İhsan DAĞI
Başbuğ'un tutuklanmasının ardından iktidara yakın bazı çevrelerde 'ilginç' bir kafa karışıklığı var. Yoksa hafıza kaybı mı demeliydim?
Genelkurmay Eski Başkanı sanki durup dururken tutuklandı. Ortada bir 'andıç', yani resmî belge var ve de 42 tane internet sitesi. Belgenin içeriği açıkça suç teşkil ediyor. Sitelerin içeriği 'kara propaganda'. Altında imzası ve parafı olan komutanların her biri, ki buna Genelkurmay İkinci Başkanı Hasan Iğsız da dâhil, bu belgenin ve açılan internet sitelerinin gerçek olduğunu söylüyorlar. Yani hiç kuşku yok bu 'suç delilleri' hakkında.

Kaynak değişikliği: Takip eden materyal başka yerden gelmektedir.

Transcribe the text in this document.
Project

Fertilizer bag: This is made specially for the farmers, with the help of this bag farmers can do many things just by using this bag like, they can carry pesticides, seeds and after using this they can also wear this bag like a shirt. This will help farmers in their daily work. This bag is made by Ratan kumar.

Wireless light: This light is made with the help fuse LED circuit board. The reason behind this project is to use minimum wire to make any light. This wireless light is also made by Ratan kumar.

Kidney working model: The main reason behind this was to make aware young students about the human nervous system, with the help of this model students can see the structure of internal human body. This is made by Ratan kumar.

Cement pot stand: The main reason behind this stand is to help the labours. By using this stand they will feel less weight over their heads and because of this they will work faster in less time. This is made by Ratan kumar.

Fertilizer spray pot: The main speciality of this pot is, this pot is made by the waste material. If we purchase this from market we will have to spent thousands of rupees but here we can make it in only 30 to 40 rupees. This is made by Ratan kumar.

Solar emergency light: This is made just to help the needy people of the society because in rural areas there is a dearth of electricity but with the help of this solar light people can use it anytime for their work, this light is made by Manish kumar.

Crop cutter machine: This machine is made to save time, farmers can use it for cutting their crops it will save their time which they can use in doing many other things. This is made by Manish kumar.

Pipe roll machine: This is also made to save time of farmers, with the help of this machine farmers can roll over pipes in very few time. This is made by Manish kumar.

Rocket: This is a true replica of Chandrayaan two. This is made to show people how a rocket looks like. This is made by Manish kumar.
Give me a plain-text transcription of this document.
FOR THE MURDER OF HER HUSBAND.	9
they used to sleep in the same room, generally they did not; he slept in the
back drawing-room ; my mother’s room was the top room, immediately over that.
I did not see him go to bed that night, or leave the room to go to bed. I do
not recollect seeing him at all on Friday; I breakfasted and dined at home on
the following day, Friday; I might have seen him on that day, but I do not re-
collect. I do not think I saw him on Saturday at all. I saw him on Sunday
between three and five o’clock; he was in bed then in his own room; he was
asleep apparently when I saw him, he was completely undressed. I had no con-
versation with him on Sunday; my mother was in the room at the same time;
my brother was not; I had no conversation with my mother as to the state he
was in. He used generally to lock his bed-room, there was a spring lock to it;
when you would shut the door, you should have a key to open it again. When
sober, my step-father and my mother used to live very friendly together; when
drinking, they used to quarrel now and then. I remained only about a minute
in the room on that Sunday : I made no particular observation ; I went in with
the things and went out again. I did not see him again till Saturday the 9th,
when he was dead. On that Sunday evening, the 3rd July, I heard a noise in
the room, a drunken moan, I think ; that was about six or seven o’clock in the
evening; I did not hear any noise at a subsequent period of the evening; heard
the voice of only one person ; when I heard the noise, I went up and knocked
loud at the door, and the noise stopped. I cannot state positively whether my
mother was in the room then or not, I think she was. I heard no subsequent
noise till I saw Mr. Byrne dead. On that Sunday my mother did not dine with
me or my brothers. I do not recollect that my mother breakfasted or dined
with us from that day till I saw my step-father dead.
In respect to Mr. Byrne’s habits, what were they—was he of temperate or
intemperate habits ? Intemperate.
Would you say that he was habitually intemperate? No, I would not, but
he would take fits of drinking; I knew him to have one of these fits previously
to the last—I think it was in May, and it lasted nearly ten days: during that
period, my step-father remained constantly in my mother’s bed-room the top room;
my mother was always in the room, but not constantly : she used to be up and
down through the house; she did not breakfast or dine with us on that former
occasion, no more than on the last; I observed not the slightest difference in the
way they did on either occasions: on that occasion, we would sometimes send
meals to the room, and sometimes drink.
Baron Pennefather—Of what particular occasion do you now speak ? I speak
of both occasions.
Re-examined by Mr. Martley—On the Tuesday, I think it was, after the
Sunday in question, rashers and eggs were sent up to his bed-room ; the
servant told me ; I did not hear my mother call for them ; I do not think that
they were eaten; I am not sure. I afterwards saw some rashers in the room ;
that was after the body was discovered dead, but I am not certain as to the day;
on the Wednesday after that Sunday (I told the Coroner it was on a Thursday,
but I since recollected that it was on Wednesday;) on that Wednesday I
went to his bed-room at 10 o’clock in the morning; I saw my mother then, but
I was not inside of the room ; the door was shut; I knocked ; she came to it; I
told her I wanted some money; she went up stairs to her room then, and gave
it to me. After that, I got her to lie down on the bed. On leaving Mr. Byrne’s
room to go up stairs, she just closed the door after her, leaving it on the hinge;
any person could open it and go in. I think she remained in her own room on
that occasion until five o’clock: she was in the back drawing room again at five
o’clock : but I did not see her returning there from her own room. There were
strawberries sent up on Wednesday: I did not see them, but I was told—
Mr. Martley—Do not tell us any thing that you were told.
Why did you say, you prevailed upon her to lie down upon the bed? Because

Mesele bu cürüm sitelerinin kimin emriyle açıldığı, yeniden düzenlendiği ve içeriklendirildiği. Davanın sanıkları yüksek rütbeli askerlerin hepsi bu işin 'emir-komuta zinciri' içinde yapıldığını söylüyor, yani Genelkurmay Başkanı İlker Başbuğ'u işaret ediyor.
Tablo buyken, davanın diğer sanıkları gibi Başbuğ'un tutuklanmasında şaşacak ne var? Tutuksuz da yargılanabilir elbette, ancak Başbuğ'u gösteren bütün bu bilgi, belge ve ifadelerden sonra mahkemenin 'siyaseten' bir karar vererek davayı düşürmesi beklenemez eğer 'hukuk devleti' olacaksak.
Sonuçta, somut delil ve ifadeler karşısında söyleyecek sözü olmayanlar şimdilerde sivil mahkemenin 'yetkisizliği'ni gündeme getiriyorlar. "Yargılansın, ama Yüce Divan'da!" Neden peki? Çünkü suçlamalar askerî 'görevle ilgili'. Darbe hazırlığı yapmak, bağlı bulunduğu hükümete karşı psikolojik savaş örgütlemek, kendi halkına karşı komplolar tasarlamak 'TSK'nın görevi' öyle mi?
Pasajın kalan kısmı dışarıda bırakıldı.